Officials have declined to give final figures for the losses, but say dozens have died and thousands of people remain stranded in the affected parts of the three districts. Some are starting to return home, but many houses have collapsed and must be rebuilt, they report.
Sialkot District Coordination Officer Iftikhar Ali Sahu told Thomson Reuters Foundation thousands of people had been trapped on the roofs of their houses during the worst of the flooding. “Mortality among cattle is high – the number of dead animals continued to rise as the floodwaters began to recede on July 26,” he added.
The situation in adjoining districts is just as bad.

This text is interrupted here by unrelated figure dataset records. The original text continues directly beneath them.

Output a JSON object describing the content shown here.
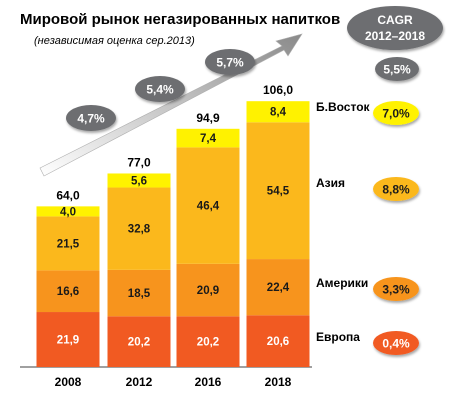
{
  "chart_data": {
    "type": "bar",
    "stacked": true,
    "title": "Мировой рынок негазированных напитков",
    "subtitle": "(независимая оценка сер.2013)",
    "categories": [
      "2008",
      "2012",
      "2016",
      "2018"
    ],
    "series": [
      {
        "name": "Европа",
        "values": [
          21.9,
          20.2,
          20.2,
          20.6
        ],
        "labels": [
          "21,9",
          "20,2",
          "20,2",
          "20,6"
        ],
        "color": "#f15a22",
        "cagr": "0,4%"
      },
      {
        "name": "Америки",
        "values": [
          16.6,
          18.5,
          20.9,
          22.4
        ],
        "labels": [
          "16,6",
          "18,5",
          "20,9",
          "22,4"
        ],
        "color": "#f7941d",
        "cagr": "3,3%"
      },
      {
        "name": "Азия",
        "values": [
          21.5,
          32.8,
          46.4,
          54.5
        ],
        "labels": [
          "21,5",
          "32,8",
          "46,4",
          "54,5"
        ],
        "color": "#fbb81c",
        "cagr": "8,8%"
      },
      {
        "name": "Б.Восток",
        "values": [
          4.0,
          5.6,
          7.4,
          8.4
        ],
        "labels": [
          "4,0",
          "5,6",
          "7,4",
          "8,4"
        ],
        "color": "#fff200",
        "cagr": "7,0%"
      }
    ],
    "totals": [
      "64,0",
      "77,0",
      "94,9",
      "106,0"
    ],
    "growth_rates": [
      "4,7%",
      "5,4%",
      "5,7%"
    ],
    "cagr_header": [
      "CAGR",
      "2012–2018"
    ],
    "cagr_total": "5,5%",
    "ylim": [
      0,
      106
    ],
    "xlabel": "",
    "ylabel": "",
    "grid": false,
    "legend": "right"
  }
}
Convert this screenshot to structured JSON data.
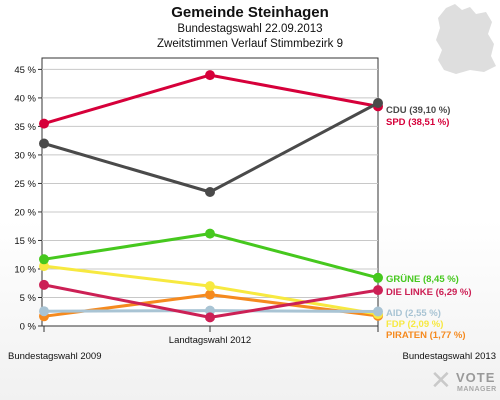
{
  "header": {
    "title": "Gemeinde Steinhagen",
    "subtitle": "Bundestagswahl 22.09.2013",
    "subtitle2": "Zweitstimmen Verlauf Stimmbezirk 9"
  },
  "logo": {
    "word": "VOTE",
    "sub": "MANAGER"
  },
  "chart_data": {
    "type": "line",
    "title": "Gemeinde Steinhagen",
    "subtitle": "Bundestagswahl 22.09.2013 — Zweitstimmen Verlauf Stimmbezirk 9",
    "categories": [
      "Bundestagswahl 2009",
      "Landtagswahl 2012",
      "Bundestagswahl 2013"
    ],
    "ylim": [
      0,
      47
    ],
    "yticks": [
      0,
      5,
      10,
      15,
      20,
      25,
      30,
      35,
      40,
      45
    ],
    "ytick_labels": [
      "0 %",
      "5 %",
      "10 %",
      "15 %",
      "20 %",
      "25 %",
      "30 %",
      "35 %",
      "40 %",
      "45 %"
    ],
    "grid": true,
    "series": [
      {
        "name": "CDU",
        "label": "CDU (39,10 %)",
        "color": "#4a4a4a",
        "values": [
          32.0,
          23.5,
          39.1
        ]
      },
      {
        "name": "SPD",
        "label": "SPD (38,51 %)",
        "color": "#d6003a",
        "values": [
          35.5,
          44.0,
          38.51
        ]
      },
      {
        "name": "GRÜNE",
        "label": "GRÜNE (8,45 %)",
        "color": "#46c81e",
        "values": [
          11.7,
          16.2,
          8.45
        ]
      },
      {
        "name": "DIE LINKE",
        "label": "DIE LINKE (6,29 %)",
        "color": "#cc2055",
        "values": [
          7.2,
          1.5,
          6.29
        ]
      },
      {
        "name": "AID",
        "label": "AID (2,55 %)",
        "color": "#a9c4d4",
        "values": [
          2.6,
          2.7,
          2.55
        ]
      },
      {
        "name": "FDP",
        "label": "FDP (2,09 %)",
        "color": "#f7e940",
        "values": [
          10.5,
          7.0,
          2.09
        ]
      },
      {
        "name": "PIRATEN",
        "label": "PIRATEN (1,77 %)",
        "color": "#f58a1f",
        "values": [
          1.7,
          5.5,
          1.77
        ]
      }
    ]
  }
}
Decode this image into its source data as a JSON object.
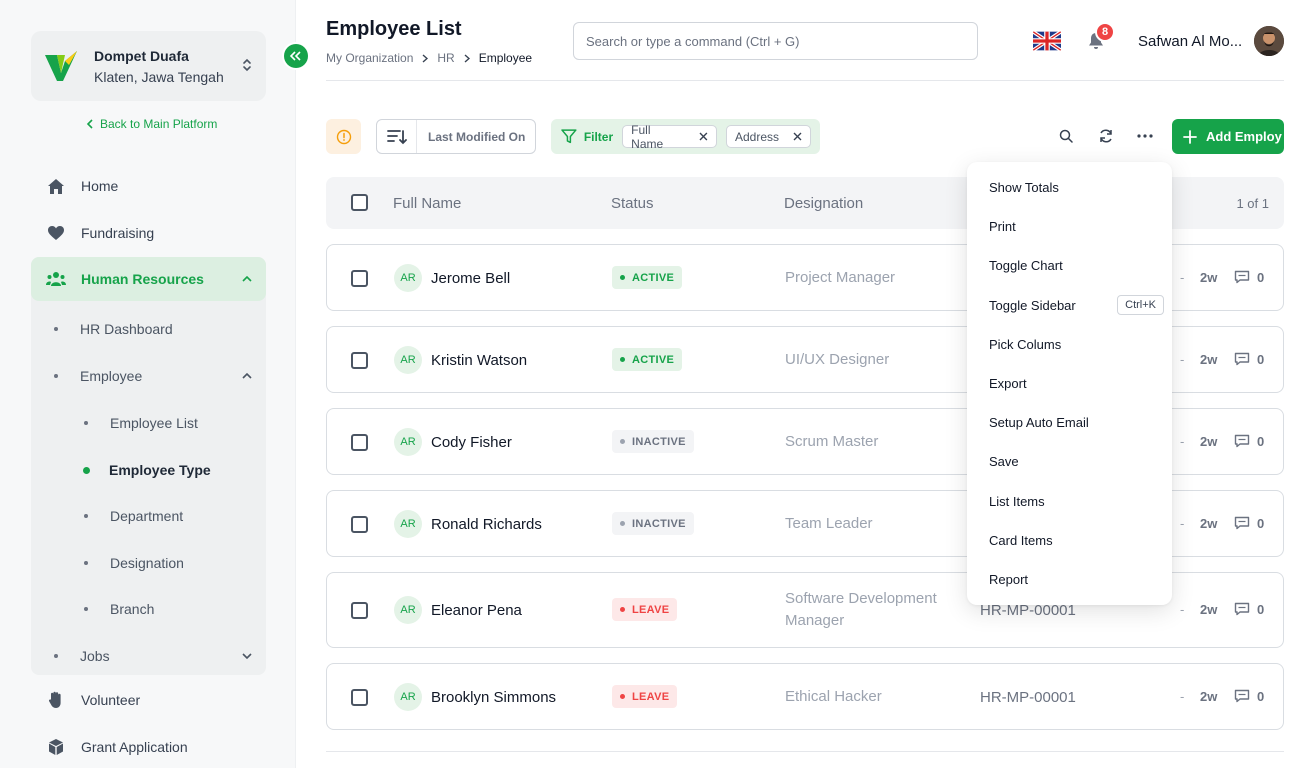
{
  "sidebar": {
    "org_name": "Dompet Duafa",
    "org_location": "Klaten, Jawa Tengah",
    "back_link": "Back to Main Platform",
    "nav": {
      "home": "Home",
      "fundraising": "Fundraising",
      "human_resources": "Human Resources",
      "hr_dashboard": "HR Dashboard",
      "employee": "Employee",
      "employee_list": "Employee List",
      "employee_type": "Employee Type",
      "department": "Department",
      "designation": "Designation",
      "branch": "Branch",
      "jobs": "Jobs",
      "volunteer": "Volunteer",
      "grant_application": "Grant Application"
    }
  },
  "header": {
    "title": "Employee List",
    "breadcrumb": [
      "My Organization",
      "HR",
      "Employee"
    ],
    "search_placeholder": "Search or type a command (Ctrl + G)",
    "notification_count": "8",
    "user_name": "Safwan Al Mo..."
  },
  "toolbar": {
    "sort_label": "Last Modified On",
    "filter_label": "Filter",
    "filter_chips": [
      "Full Name",
      "Address"
    ],
    "add_label": "Add Employ"
  },
  "table": {
    "columns": [
      "Full Name",
      "Status",
      "Designation"
    ],
    "pager": "1 of 1",
    "rows": [
      {
        "initials": "AR",
        "name": "Jerome Bell",
        "status": "ACTIVE",
        "designation": "Project Manager",
        "code": "",
        "dash": "-",
        "ago": "2w",
        "comments": "0"
      },
      {
        "initials": "AR",
        "name": "Kristin Watson",
        "status": "ACTIVE",
        "designation": "UI/UX Designer",
        "code": "",
        "dash": "-",
        "ago": "2w",
        "comments": "0"
      },
      {
        "initials": "AR",
        "name": "Cody Fisher",
        "status": "INACTIVE",
        "designation": "Scrum Master",
        "code": "",
        "dash": "-",
        "ago": "2w",
        "comments": "0"
      },
      {
        "initials": "AR",
        "name": "Ronald Richards",
        "status": "INACTIVE",
        "designation": "Team Leader",
        "code": "",
        "dash": "-",
        "ago": "2w",
        "comments": "0"
      },
      {
        "initials": "AR",
        "name": "Eleanor Pena",
        "status": "LEAVE",
        "designation": "Software Development Manager",
        "code": "HR-MP-00001",
        "dash": "-",
        "ago": "2w",
        "comments": "0"
      },
      {
        "initials": "AR",
        "name": "Brooklyn Simmons",
        "status": "LEAVE",
        "designation": "Ethical Hacker",
        "code": "HR-MP-00001",
        "dash": "-",
        "ago": "2w",
        "comments": "0"
      }
    ]
  },
  "menu": {
    "items": [
      "Show Totals",
      "Print",
      "Toggle Chart",
      "Toggle Sidebar",
      "Pick Colums",
      "Export",
      "Setup Auto Email",
      "Save",
      "List Items",
      "Card Items",
      "Report"
    ],
    "toggle_sidebar_shortcut": "Ctrl+K"
  },
  "colors": {
    "accent": "#16a34a",
    "accent_soft": "#e4f3e7",
    "danger": "#ef4444",
    "warning_soft": "#fdf0e0"
  }
}
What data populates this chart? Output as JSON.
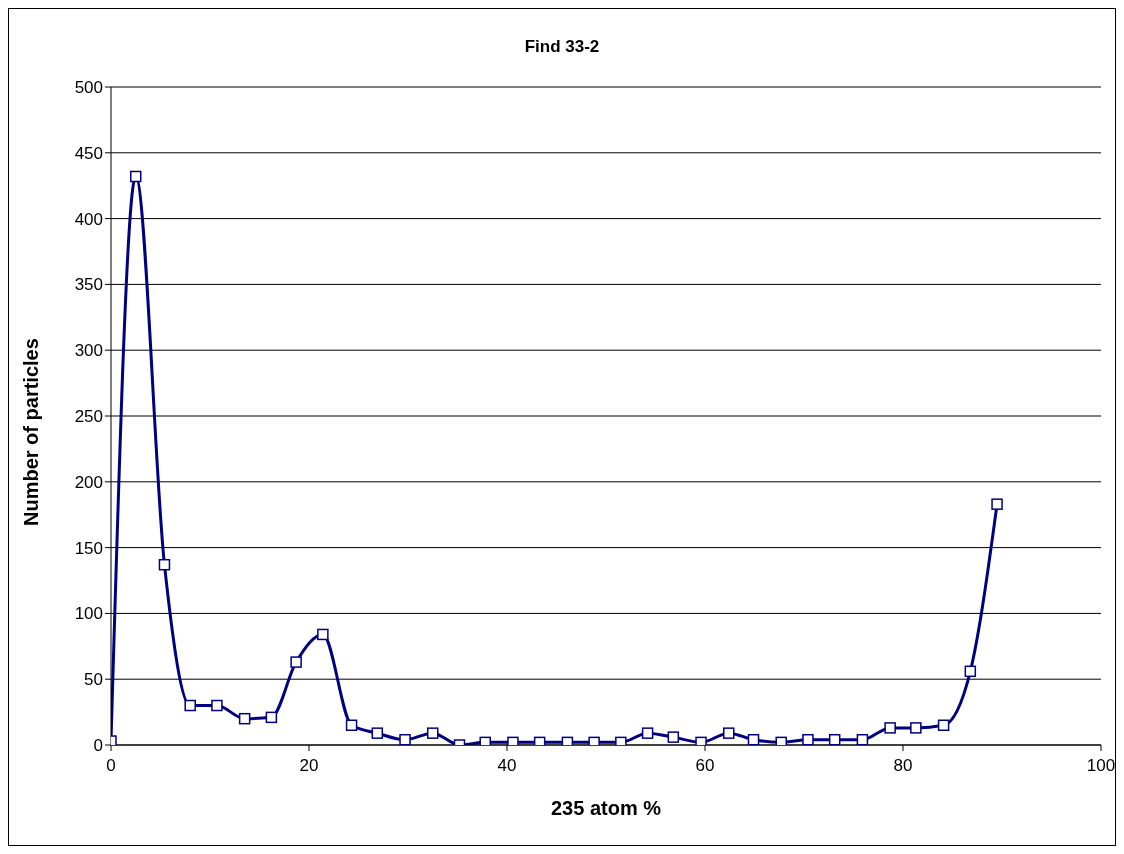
{
  "chart_data": {
    "type": "line",
    "title": "Find 33-2",
    "xlabel": "235 atom %",
    "ylabel": "Number of particles",
    "x": [
      0,
      2.5,
      5.4,
      8,
      10.7,
      13.5,
      16.2,
      18.7,
      21.4,
      24.3,
      26.9,
      29.7,
      32.5,
      35.2,
      37.8,
      40.6,
      43.3,
      46.1,
      48.8,
      51.5,
      54.2,
      56.8,
      59.6,
      62.4,
      64.9,
      67.7,
      70.4,
      73.1,
      75.9,
      78.7,
      81.3,
      84.1,
      86.8,
      89.5
    ],
    "series": [
      {
        "color": "#000080",
        "values": [
          3,
          432,
          137,
          30,
          30,
          20,
          21,
          63,
          84,
          15,
          9,
          4,
          9,
          0,
          2,
          2,
          2,
          2,
          2,
          2,
          9,
          6,
          2,
          9,
          4,
          2,
          4,
          4,
          4,
          13,
          13,
          15,
          56,
          183
        ]
      }
    ],
    "xlim": [
      0,
      100
    ],
    "xticks": [
      0,
      20,
      40,
      60,
      80,
      100
    ],
    "ylim": [
      0,
      500
    ],
    "yticks": [
      0,
      50,
      100,
      150,
      200,
      250,
      300,
      350,
      400,
      450,
      500
    ],
    "grid": "y",
    "marker": "square",
    "line_style": "solid",
    "legend": false
  }
}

In Narowal alone, around 2,000 people were marooned on their rooftops in some seven villages a week ago.
Less than 30 percent of the floodwater has yet to recede, according to Mujahid Sherdil, director-general of the Punjab Provincial Disaster Management Authority.
Machines have been brought in to help drain water out of the flood-affected areas, and he hopes the task will be accomplished in the next two to three days, he told Thomson Reuters Foundation from Lahore.
Sherdil said the torrential rainfall had caused breaches of irrigation canals, streams and natural dams, and the floods had washed away crops, livestock, roads, bridges, buildings and even entire villages.
Farmers say surviving cattle in flood-hit areas are now at risk.
“Besides paddy, maize and vegetable crops, fodder fields are also underwater. This has created an acute shortage of fodder, and it is barely possible to save our cattle from the looming threat of hunger and disease,” said Zehra’s husband, Ghulam Abbas.